NBU Keeps Key Rate at 15.5% and Forecasts Decrease in 2026
The National Bank of Ukraine has decided to maintain the key rate at 15.5%. This was announced on October 23. The regulator notes that despite the decrease in inflation over the past few months, inflation expectations remain elevated, and the risks of price increases have intensified due to energy shortages and significant budgetary needs.
This is reported by AgroReview
Inflation Dynamics and Key Factors
In September, consumer inflation slowed to 11.9% year-on-year, and this trend continued in October. The accelerated decline in inflation rates is primarily attributed to an increase in vegetable supply due to better harvests compared to last year. However, core inflation decreased more slowly – to 11% year-on-year in September. The main price pressure remained steady, linked to significant business costs for wages and energy resources. As a result, the rates of price decreases for certain components of core inflation were minimal or completely absent.
“Under these conditions, to maintain the attractiveness of hryvnia assets, the stability of the currency market, and a sustainable trend of inflation reduction towards the target of 5% in the policy horizon, the NBU will support relatively tight monetary conditions.
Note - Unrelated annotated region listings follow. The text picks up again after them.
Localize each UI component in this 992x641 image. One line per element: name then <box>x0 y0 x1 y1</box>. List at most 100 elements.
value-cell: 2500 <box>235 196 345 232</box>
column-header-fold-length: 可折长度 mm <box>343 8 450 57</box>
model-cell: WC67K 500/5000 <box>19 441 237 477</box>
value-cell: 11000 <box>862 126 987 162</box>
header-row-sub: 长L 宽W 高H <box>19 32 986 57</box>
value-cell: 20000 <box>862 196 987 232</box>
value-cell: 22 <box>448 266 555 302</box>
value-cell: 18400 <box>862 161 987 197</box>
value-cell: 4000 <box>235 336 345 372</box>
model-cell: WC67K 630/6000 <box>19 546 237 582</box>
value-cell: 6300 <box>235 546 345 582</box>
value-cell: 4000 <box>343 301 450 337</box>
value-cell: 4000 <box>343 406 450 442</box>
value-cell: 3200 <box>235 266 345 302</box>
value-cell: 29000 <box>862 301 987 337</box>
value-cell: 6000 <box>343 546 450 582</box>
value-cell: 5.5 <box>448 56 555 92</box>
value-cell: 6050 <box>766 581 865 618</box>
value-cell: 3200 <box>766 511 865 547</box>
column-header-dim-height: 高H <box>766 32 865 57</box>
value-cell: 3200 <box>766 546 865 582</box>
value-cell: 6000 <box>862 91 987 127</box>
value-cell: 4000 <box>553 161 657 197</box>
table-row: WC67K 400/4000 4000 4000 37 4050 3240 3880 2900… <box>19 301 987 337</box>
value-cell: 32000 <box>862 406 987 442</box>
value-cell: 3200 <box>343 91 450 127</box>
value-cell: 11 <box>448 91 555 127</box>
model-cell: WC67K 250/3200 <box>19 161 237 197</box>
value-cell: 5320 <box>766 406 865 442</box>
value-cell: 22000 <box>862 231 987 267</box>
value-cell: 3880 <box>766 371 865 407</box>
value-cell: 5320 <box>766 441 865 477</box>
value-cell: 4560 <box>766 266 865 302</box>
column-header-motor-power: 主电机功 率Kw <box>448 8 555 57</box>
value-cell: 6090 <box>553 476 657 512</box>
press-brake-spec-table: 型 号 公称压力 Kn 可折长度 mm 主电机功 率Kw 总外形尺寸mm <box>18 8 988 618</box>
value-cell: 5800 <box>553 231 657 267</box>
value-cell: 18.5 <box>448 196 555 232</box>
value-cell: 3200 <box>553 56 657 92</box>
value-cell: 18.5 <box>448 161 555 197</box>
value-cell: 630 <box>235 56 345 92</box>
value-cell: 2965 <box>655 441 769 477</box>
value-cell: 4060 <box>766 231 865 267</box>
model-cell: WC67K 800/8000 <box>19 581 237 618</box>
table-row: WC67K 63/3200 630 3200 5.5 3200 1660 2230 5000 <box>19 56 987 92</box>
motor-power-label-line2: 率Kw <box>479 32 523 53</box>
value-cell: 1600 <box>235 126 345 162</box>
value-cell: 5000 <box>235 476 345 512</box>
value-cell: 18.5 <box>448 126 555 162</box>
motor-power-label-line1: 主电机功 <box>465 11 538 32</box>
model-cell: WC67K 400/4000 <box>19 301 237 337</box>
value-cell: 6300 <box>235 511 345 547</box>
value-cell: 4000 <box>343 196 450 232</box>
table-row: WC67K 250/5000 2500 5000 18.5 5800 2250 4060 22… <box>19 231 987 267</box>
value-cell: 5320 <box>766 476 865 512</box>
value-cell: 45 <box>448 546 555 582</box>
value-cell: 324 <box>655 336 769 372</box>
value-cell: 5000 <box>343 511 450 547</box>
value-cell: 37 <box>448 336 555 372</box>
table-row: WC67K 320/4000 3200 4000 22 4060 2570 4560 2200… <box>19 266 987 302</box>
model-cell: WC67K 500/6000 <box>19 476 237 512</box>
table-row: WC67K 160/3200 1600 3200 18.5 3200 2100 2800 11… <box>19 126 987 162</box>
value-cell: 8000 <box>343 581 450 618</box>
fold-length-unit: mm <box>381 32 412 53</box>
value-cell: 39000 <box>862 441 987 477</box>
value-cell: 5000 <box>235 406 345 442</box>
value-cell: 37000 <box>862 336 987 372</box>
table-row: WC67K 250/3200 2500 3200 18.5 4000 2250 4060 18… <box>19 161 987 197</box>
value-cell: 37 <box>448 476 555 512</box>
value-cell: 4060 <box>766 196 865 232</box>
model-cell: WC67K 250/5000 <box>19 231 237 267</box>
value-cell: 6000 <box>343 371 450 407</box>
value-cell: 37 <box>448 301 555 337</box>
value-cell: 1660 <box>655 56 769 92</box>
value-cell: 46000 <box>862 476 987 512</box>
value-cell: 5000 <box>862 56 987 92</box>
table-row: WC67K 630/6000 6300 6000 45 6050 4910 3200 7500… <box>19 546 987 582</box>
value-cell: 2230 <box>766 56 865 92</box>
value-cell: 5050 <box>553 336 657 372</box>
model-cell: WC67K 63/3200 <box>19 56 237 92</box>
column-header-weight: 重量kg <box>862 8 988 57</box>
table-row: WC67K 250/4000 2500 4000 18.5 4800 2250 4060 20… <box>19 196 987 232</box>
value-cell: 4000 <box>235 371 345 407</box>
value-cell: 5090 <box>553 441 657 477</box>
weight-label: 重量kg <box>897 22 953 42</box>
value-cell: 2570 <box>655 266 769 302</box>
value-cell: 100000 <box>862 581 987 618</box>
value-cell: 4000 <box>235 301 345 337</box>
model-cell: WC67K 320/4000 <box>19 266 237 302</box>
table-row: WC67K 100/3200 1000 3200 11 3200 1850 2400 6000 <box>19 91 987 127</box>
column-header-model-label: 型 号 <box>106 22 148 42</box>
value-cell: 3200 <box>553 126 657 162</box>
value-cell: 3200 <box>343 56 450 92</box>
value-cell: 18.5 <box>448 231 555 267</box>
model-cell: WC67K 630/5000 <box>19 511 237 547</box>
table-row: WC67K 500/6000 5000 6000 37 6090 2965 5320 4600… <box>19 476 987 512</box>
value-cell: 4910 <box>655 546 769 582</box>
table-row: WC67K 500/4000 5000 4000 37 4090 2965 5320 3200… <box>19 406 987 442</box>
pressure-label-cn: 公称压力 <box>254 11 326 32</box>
Inflation is decreasing; however, fundamental price pressure remains persistent, and expectations do not show signs of sustainable improvement,” the statement reads.
Forecasts for the Key Rate and Economic Dynamics
The National Bank emphasizes that monetary policy is aimed at achieving an inflation target of 5%. The reduction in inflation will be influenced by the effects of this year’s vegetable and grain harvests, further increases in agricultural production, and measures to support interest in hryvnia assets and the stability of the currency market.
Partial reductions in labor market imbalances are also expected, which will slow the growth of real wages and, accordingly, reduce pressure on business costs. At the same time, additional costs for enterprises to ensure operations under conditions of electricity shortages and rising administratively regulated prices remain restraining factors.
According to the NBU’s forecast, inflation will decrease to 9.2% in 2025, to 6.6% in 2026, and reach the target level of 5% by the end of 2027.
Economic growth, according to the National Bank’s assessment, continues, but its pace will remain restrained due to the consequences of the war. The baseline scenario of the October macroeconomic forecast anticipates that the reduction of the key rate will begin in the first quarter of 2026. The next NBU Board meeting on monetary policy is scheduled for December 11.